Doch der p-Wert liefert mitunter eine willkommene und erfolgversprechende Abkürzung, die über schwer in Zahlen zu fassende Defizite einer Studie hinwegtäuscht. Eine besonders perfide Praxis ist das "p-hacking". Erreicht ein Experiment nicht den gewünschten Wert, wird es mitunter einfach so häufig wiederholt, bis der p-Wert "stimmt", also zufällig unter den Schwellenwert fällt und den Test als statistisch signifikant besteht. Ein so erlangtes Ergebnis schafft es dann in die Fachliteratur und vielleicht auch in die Medien. Der Rest der Messwerte verschwindet in der Schublade. Tatsächlich sind solche Resultate wissenschaftlich allerdings völlig wertlos.

"Der Missbrauch von p-Werten ist so einfach und automatisiert, dass es die Forscher süchtig macht", sagt Ioannidis. Denn signifikante Ergebnisse lassen sich veröffentlichen, und mit veröffentlichten Ergebnissen lassen sich wiederum neue Forschungsprojekte begründen. "Wir sollten die Forscher, die diese Sturzfluten von p-Werten produzieren, als Drogenabhängige betrachten, die Entzug und Rehabilitation benötigen."

Denn nicht immer geschieht der Statistik-Missbrauch aus niederen Beweggründen. Viele wissen es schlicht nicht besser. "Die meisten, die Statistik falsch anwenden, sind einfach kaum dafür ausgebildet", so der Statistiker. Einige Fachzeitschriften wie "Basic and Applied Social Psychology" haben die Notbremse gezogen und p-Werte einfach komplett verbannt. Sie fordern stattdessen etwa "starke deskriptive Statistik" wie Grafiken und Diagramme.

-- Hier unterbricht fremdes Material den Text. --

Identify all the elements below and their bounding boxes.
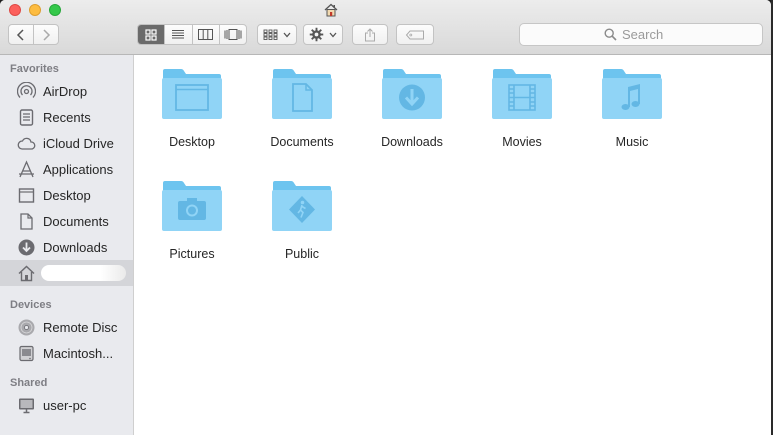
sidebar-item-label: iCloud Drive [43, 135, 114, 151]
folder-icon [492, 69, 552, 119]
folder-icon [602, 69, 662, 119]
sidebar-item-label: user-pc [43, 397, 87, 413]
folder-name: Desktop [169, 135, 215, 149]
finder-window: Favorites AirDrop Recents [0, 0, 771, 435]
folder-icon [162, 181, 222, 231]
folder-icon [272, 69, 332, 119]
download-glyph [399, 84, 425, 111]
home-icon [324, 3, 338, 17]
sidebar-item-home[interactable] [0, 260, 133, 286]
sidebar-item-airdrop[interactable]: AirDrop [0, 78, 133, 104]
folder-icon [272, 181, 332, 231]
forward-button[interactable] [34, 25, 58, 44]
sidebar-item-icloud-drive[interactable]: iCloud Drive [0, 130, 133, 156]
folder-name: Movies [502, 135, 542, 149]
close-button[interactable] [9, 4, 21, 16]
airdrop-icon [17, 81, 36, 101]
folder-item-public[interactable]: Public [247, 180, 357, 280]
icon-view-button[interactable] [138, 25, 165, 44]
icon-view-icon [145, 28, 157, 41]
sidebar-section-shared: Shared [10, 377, 48, 389]
sidebar-item-desktop[interactable]: Desktop [0, 182, 133, 208]
sidebar-item-label: Documents [43, 213, 109, 229]
document-icon [17, 212, 36, 231]
folder-item-documents[interactable]: Documents [247, 68, 357, 168]
folder-name: Music [615, 135, 649, 149]
chevron-right-icon [43, 28, 51, 41]
sidebar-item-label: Downloads [43, 239, 108, 255]
column-view-button[interactable] [191, 25, 219, 44]
folder-item-pictures[interactable]: Pictures [137, 180, 247, 280]
recents-icon [17, 108, 36, 127]
folder-icon [162, 69, 222, 119]
arrange-grid-icon [263, 29, 278, 40]
camera-glyph [178, 198, 206, 220]
action-button[interactable] [303, 24, 343, 45]
search-icon [604, 28, 617, 41]
folder-name: Pictures [169, 247, 215, 261]
chevron-down-icon [283, 32, 291, 37]
share-icon [365, 27, 375, 41]
tag-icon [405, 30, 424, 39]
file-browser-content: Desktop Documents Downloads Movies Music… [134, 55, 771, 435]
back-forward-group [8, 24, 59, 45]
sidebar-item-remote-disc[interactable]: Remote Disc [0, 314, 133, 340]
tag-button[interactable] [396, 24, 434, 45]
search-input[interactable] [622, 27, 678, 42]
list-view-icon [172, 30, 185, 39]
applications-icon [17, 159, 36, 179]
sidebar-item-label: Macintosh... [43, 345, 114, 361]
folder-icon [382, 69, 442, 119]
sidebar-item-recents[interactable]: Recents [0, 104, 133, 130]
computer-icon [17, 396, 36, 415]
cover-flow-view-icon [224, 29, 242, 40]
folder-name: Public [284, 247, 320, 261]
sidebar-item-label: Desktop [43, 187, 91, 203]
home-folder-label-redacted [41, 265, 126, 281]
sidebar-item-documents[interactable]: Documents [0, 208, 133, 234]
sidebar-item-applications[interactable]: Applications [0, 156, 133, 182]
chevron-down-icon [329, 32, 337, 37]
sidebar-item-downloads[interactable]: Downloads [0, 234, 133, 260]
sidebar-item-label: Applications [43, 161, 114, 177]
home-icon [17, 264, 36, 283]
zoom-button[interactable] [49, 4, 61, 16]
minimize-button[interactable] [29, 4, 41, 16]
chevron-left-icon [16, 28, 24, 41]
sidebar-item-macintosh-hd[interactable]: Macintosh... [0, 340, 133, 366]
sidebar: Favorites AirDrop Recents iCloud Drive A… [0, 55, 134, 435]
toolbar [0, 0, 771, 55]
sidebar-item-label: AirDrop [43, 83, 88, 99]
hard-drive-icon [17, 344, 36, 363]
folder-name: Downloads [381, 135, 443, 149]
arrange-button[interactable] [257, 24, 297, 45]
folder-item-desktop[interactable]: Desktop [137, 68, 247, 168]
cloud-icon [17, 134, 36, 153]
sidebar-item-label: Remote Disc [43, 319, 118, 335]
folder-name: Documents [270, 135, 334, 149]
cover-flow-view-button[interactable] [218, 25, 246, 44]
column-view-icon [198, 29, 214, 40]
view-mode-group [137, 24, 247, 45]
share-button[interactable] [352, 24, 388, 45]
download-icon [17, 238, 36, 257]
gear-icon [309, 27, 324, 42]
folder-item-music[interactable]: Music [577, 68, 687, 168]
search-field[interactable] [519, 23, 763, 46]
sidebar-section-devices: Devices [10, 299, 52, 311]
sidebar-item-user-pc[interactable]: user-pc [0, 392, 133, 418]
disc-icon [17, 318, 36, 337]
list-view-button[interactable] [164, 25, 191, 44]
desktop-icon [17, 186, 36, 205]
sidebar-item-label: Recents [43, 109, 91, 125]
sidebar-section-favorites: Favorites [10, 63, 59, 75]
back-button[interactable] [9, 25, 33, 44]
folder-item-movies[interactable]: Movies [467, 68, 577, 168]
folder-item-downloads[interactable]: Downloads [357, 68, 467, 168]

Statistiker sprechen selten mit einer Stimme

In den letzten Jahren hat es im Kampf gegen den Statistik-Missbrauch ein paar Etappensiege gegeben. Laut Ioannidis gibt es zumindest eine "Sensibilisierung bezüglich des Ausmaßes der Herausforderung, vor der wir stehen". Mehr Transparenz und Offenheit helfen ebenfalls, denn so fallen Fehler schneller auf. Dass es keine größeren Erfolge gibt, liegt auch daran, dass auch professionelle Statistiker nicht mit einer Stimme sprechen. "Die Experten sind sich uneinig, wie sich das Problem lösen lässt", sagt Ioannidis.

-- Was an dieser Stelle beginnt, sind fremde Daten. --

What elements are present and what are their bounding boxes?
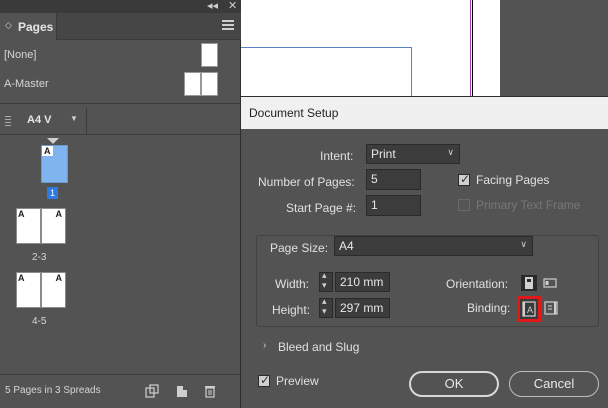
svg-text:A: A <box>527 305 533 315</box>
panel-menu-icon[interactable] <box>222 20 234 30</box>
page-1-thumbnail[interactable]: A <box>41 145 68 183</box>
master-a[interactable]: A-Master <box>0 71 240 99</box>
master-a-right-thumbnail[interactable] <box>201 72 218 96</box>
bleed-slug-toggle[interactable]: Bleed and Slug <box>278 340 359 354</box>
width-stepper[interactable] <box>319 270 333 292</box>
page-size-label: Page Size: <box>270 241 329 255</box>
preview-label: Preview <box>276 374 319 388</box>
intent-value: Print <box>371 147 396 161</box>
chevron-down-icon[interactable]: ▼ <box>70 114 78 123</box>
page-count-status: 5 Pages in 3 Spreads <box>5 385 101 396</box>
tab-expand-icon: ◇ <box>5 20 12 30</box>
primary-text-frame-checkbox[interactable] <box>458 199 470 211</box>
master-none-label: [None] <box>4 49 37 61</box>
divider <box>0 103 240 104</box>
page-5-thumbnail[interactable]: A <box>41 272 66 308</box>
document-setup-dialog: Document Setup Intent: Print ∨ Number of… <box>241 96 608 408</box>
intent-label: Intent: <box>320 149 354 163</box>
height-label: Height: <box>272 303 311 317</box>
divider <box>86 108 87 134</box>
close-panel-icon[interactable]: ✕ <box>228 0 237 12</box>
page-master-prefix: A <box>55 209 63 219</box>
intent-dropdown[interactable]: Print ∨ <box>366 144 460 164</box>
spread-label: 4-5 <box>32 316 47 327</box>
page-master-prefix: A <box>55 273 63 283</box>
page-master-prefix: A <box>18 273 25 283</box>
panel-footer: 5 Pages in 3 Spreads <box>0 374 240 408</box>
start-page-field[interactable]: 1 <box>366 195 421 216</box>
master-none-thumbnail[interactable] <box>201 43 218 67</box>
document-page <box>241 0 472 96</box>
master-selector-bar: A4 V ▼ <box>0 108 240 134</box>
width-field[interactable]: 210 mm <box>335 272 390 292</box>
master-a-label: A-Master <box>4 78 49 90</box>
chevron-down-icon: ∨ <box>447 147 454 157</box>
tab-pages[interactable]: ◇ Pages <box>0 13 57 40</box>
ok-button[interactable]: OK <box>409 371 499 397</box>
portrait-orientation-icon[interactable] <box>521 275 537 291</box>
current-page-indicator-icon <box>47 138 59 144</box>
preview-checkbox[interactable] <box>258 373 270 387</box>
right-to-left-binding-icon[interactable] <box>543 300 559 316</box>
page-3-thumbnail[interactable]: A <box>41 208 66 244</box>
chevron-right-icon[interactable]: › <box>263 340 266 351</box>
document-page-right <box>472 0 500 96</box>
dialog-title-bar: Document Setup <box>241 97 608 129</box>
master-size-selector[interactable]: A4 V <box>27 114 51 126</box>
panel-title-bar: ◂◂ ✕ <box>0 0 241 13</box>
facing-pages-checkbox[interactable] <box>458 172 470 186</box>
page-master-prefix: A <box>42 146 53 156</box>
width-label: Width: <box>275 277 310 291</box>
column-guide <box>470 0 471 96</box>
edit-page-size-icon[interactable] <box>145 384 159 398</box>
orientation-label: Orientation: <box>446 277 509 291</box>
divider <box>0 134 240 135</box>
tab-bar <box>57 13 241 40</box>
num-pages-label: Number of Pages: <box>258 175 355 189</box>
binding-label: Binding: <box>467 301 511 315</box>
tab-pages-label: Pages <box>18 20 54 34</box>
grip-icon[interactable] <box>5 116 11 126</box>
page-4-thumbnail[interactable]: A <box>16 272 41 308</box>
delete-page-icon[interactable] <box>203 384 217 398</box>
collapse-panel-icon[interactable]: ◂◂ <box>207 0 218 12</box>
start-page-label: Start Page #: <box>286 201 357 215</box>
page-size-dropdown[interactable]: A4 ∨ <box>334 236 533 256</box>
spread-label: 2-3 <box>32 252 47 263</box>
chevron-down-icon: ∨ <box>520 239 527 249</box>
page-2-thumbnail[interactable]: A <box>16 208 41 244</box>
cancel-button[interactable]: Cancel <box>509 371 599 397</box>
dialog-title: Document Setup <box>249 106 339 120</box>
margin-guide <box>241 47 412 96</box>
pages-panel: ◂◂ ✕ ◇ Pages [None] A-Master A4 V ▼ A 1 … <box>0 0 241 408</box>
landscape-orientation-icon[interactable] <box>542 275 558 291</box>
page-master-prefix: A <box>18 209 25 219</box>
height-stepper[interactable] <box>319 296 333 318</box>
master-none[interactable]: [None] <box>0 42 240 70</box>
left-to-right-binding-icon: A <box>522 301 536 317</box>
new-page-icon[interactable] <box>175 384 189 398</box>
page-1-number: 1 <box>47 187 58 199</box>
facing-pages-label: Facing Pages <box>476 173 550 187</box>
left-to-right-binding-button[interactable]: A <box>517 296 541 322</box>
height-field[interactable]: 297 mm <box>335 298 390 318</box>
master-a-left-thumbnail[interactable] <box>184 72 201 96</box>
num-pages-field[interactable]: 5 <box>366 169 421 190</box>
page-size-value: A4 <box>339 239 354 253</box>
document-canvas[interactable] <box>241 0 608 96</box>
primary-text-frame-label: Primary Text Frame <box>476 198 581 212</box>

In einem Kommentar im Fachblatt "Nature" haben kürzlich 800 seiner Kollegen einen Anti-Signifikanz-Aufruf unterzeichnet: "Wir fordern, das gesamte Konzept der statistischen Signifikanz abzuschaffen", steht dort. Statt Ja-oder-Nein-Aussagen sollen statistische Parameter wie p-Werte detailliert analysiert und diskutiert werden. Ioannidis hält das für keine gute Idee, sogar für naiv. "Statistische Signifikanz ist wie eine ineffiziente und korrupte Friedensmacht in einem wilden Land", sagt er. "Sie führt nicht zu vollständigem Frieden und Wohlstand, aber ohne sie kommt es zum Krieg."

Guter Rat? Oft nicht im Angebot

Von solchen epischen Schlachten der Statistiker und Statistik-Anwender ahnt der Konsument von Nachrichten aus der Forschung gemeinhin nichts. Er möchte einfach nur wissen, wie er sich am besten ernährt, oder ob er angesichts feinstaubbelasteter Städte aufs Land ziehen soll.

Doch dieser gute Rat ist oft nicht nur teuer, sondern gleichsam gar nicht im Angebot. "Die Leute sind in einer prekären Situation und es ist für sie nicht leicht, das Ganze zu durchblicken", sagt Ioannidis. "Sie sollten fragen: Ist es eine große Studie? Ist sie randomisiert? Wurde das Ergebnis in weiteren Studien bestätigt? Gibt es Interessenskonflikte?" Solche Fragen können helfen, der Wahrheit näherzukommen. Oder eben der Einsicht, dass manches Forschungsergebnis vielleicht eher ein interessanter Hinweis ist, aber selten eine letztgültige Wahrheit.